The only applicable FAA policy on drones and model aircraft is purely advisory, he said, and you can't be fined $10,000 for choosing not to follow its friendly suggestions.

The regulators' intrusion into search-and-rescue efforts is even harder to justify. In the first place, the 2007 decree against commercial use of drones has no relevance to a humanitarian organization that doesn't charge or accept payment for its work. Nor has anyone alleged that Texas EquuSearch flew its devices in such a way as to put bystanders in peril.

The FAA policy is tolerance for frivolous entertainment but not for life-and-death missions. You can play with a model airplane all you want, and the bureaucrats will leave you alone. But dare to look for a missing toddler, and there will be hell to pay.

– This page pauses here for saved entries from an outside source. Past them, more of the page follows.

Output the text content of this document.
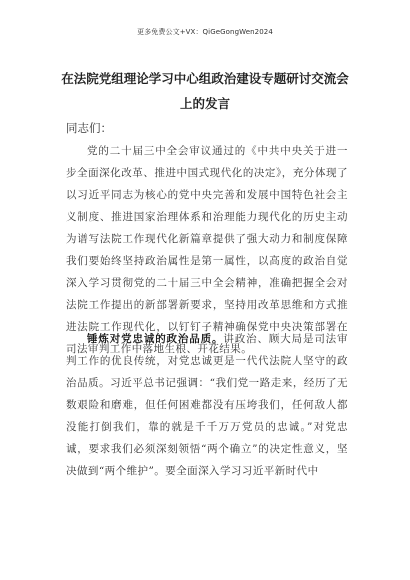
更多免费公文+VX：QiGeGongWen2024
在法院党组理论学习中心组政治建设专题研讨交流会上的发言
同志们：

党的二十届三中全会审议通过的《中共中央关于进一步全面深化改革、推进中国式现代化的决定》，充分体现了以习近平同志为核心的党中央完善和发展中国特色社会主义制度、推进国家治理体系和治理能力现代化的历史主动为谱写法院工作现代化新篇章提供了强大动力和制度保障我们要始终坚持政治属性是第一属性，以高度的政治自觉深入学习贯彻党的二十届三中全会精神，准确把握全会对法院工作提出的新部署新要求，坚持用改革思维和方式推进法院工作现代化，以钉钉子精神确保党中央决策部署在司法审判工作中落地生根、开花结果。

锤炼对党忠诚的政治品质。讲政治、顾大局是司法审判工作的优良传统，对党忠诚更是一代代法院人坚守的政治品质。习近平总书记强调：“我们党一路走来，经历了无数艰险和磨难，但任何困难都没有压垮我们，任何敌人都没能打倒我们，靠的就是千千万万党员的忠诚。”对党忠诚，要求我们必须深刻领悟“两个确立”的决定性意义，坚决做到“两个维护”。要全面深入学习习近平新时代中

A spokesman for the agency says that though it sometimes grants emergency authorization for search operations, nobody has requested one for Texas EquuSearch. That option, however, is available only to government agencies, and the FAA acknowledges it can take "a day or so."

Why should the group have to get approval to do something that offers considerable promise and does no visible harm? Why should a local police department dealing with an emergency have to waste time pleading for federal permission to do its job immediately with the best tools at hand?